I think in society in general we have a massive (excuse the pun) problem with weight.  We are taught by the mainstream influencers that increased weight is to be judged harshly.  We are taught that there is a body type and size that is the best and if we don’t fit it, we are found wanting.  Over the years since I first cottoned on to the fact that I was quite a bit over my ideal weight area, I’ve danced with a few diet partners.  Apart from one at the start, most failed.  I don’t take well to having to count out my food rations for the day, having to weigh my meals, and feeling like I’ve failed if I eat something considered sinful.  I’ve also dabbled in several exercisey things to help to lose the weight – running, aerobics, swimming.  I even sometimes do (with the curtains drawn and everybody out of the house) a salsa keep fit dvd.

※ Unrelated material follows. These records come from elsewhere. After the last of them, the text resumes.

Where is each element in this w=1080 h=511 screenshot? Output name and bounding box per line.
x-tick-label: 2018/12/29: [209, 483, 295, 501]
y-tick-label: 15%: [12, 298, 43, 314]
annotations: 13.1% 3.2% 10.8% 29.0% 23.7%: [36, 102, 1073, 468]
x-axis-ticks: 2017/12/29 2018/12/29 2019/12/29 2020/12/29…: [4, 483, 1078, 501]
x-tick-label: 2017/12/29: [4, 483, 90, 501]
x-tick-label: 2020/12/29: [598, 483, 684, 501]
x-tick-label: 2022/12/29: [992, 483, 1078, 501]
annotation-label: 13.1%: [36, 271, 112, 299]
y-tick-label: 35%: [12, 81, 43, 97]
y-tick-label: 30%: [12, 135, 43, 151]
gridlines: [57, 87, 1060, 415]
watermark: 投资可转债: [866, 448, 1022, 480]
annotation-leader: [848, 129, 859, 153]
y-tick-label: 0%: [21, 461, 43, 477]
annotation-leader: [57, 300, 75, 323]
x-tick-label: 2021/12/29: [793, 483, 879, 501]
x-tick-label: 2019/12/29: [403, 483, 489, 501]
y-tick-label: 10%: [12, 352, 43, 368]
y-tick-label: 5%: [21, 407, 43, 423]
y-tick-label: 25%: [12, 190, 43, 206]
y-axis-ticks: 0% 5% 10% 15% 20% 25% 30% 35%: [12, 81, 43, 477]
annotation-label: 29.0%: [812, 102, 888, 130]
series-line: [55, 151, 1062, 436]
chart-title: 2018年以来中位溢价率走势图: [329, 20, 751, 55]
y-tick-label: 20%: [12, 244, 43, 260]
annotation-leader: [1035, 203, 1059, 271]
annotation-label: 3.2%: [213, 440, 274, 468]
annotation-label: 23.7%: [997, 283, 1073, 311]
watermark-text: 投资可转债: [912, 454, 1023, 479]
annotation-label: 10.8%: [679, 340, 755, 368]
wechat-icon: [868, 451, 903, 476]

Ultimately though, it isn’t about a quick fix or even a fix.  I’m not broken or damaged.  And people with larger bodies shouldn’t be viewed as if they are.   The whole dialogue in our society about weight, size and appearance is flawed.  It focuses on how we appear physically to other people, how other people view us, and how attractive we are or are not based on our physical appearance.  And the bit about health?  That’s so far down the list when it should be at the top. And self-acceptance?  I can’t even see it on the list.   Why can’t we focus on those?  And not size.  People come in all different body shapes and sizes; our societal views should reflect this.  And we should be teaching our children about body acceptance from an early age, not body judgement.   We should teach them that bodies change as they grow into them, and in fact, they change again as they grow older in them.  My body now is not the body I had when I was a svelte 21-year-old, nor should it be.  We should teach them that people change and change is no bad thing; that, as grown-ups grow up, they will start to look different, sometimes very different, and we should not be thinking that people should focus on winding back the clock.  The messages we give them whilst they are young will be part of their roadmap for life and we should help to make sure these messages are positive ones.   So, I’m going to keep following the Body Positive authors, keep reading the positive blog posts from women who accept the way they look, and keep encouraging my children to accept people and to accept difference.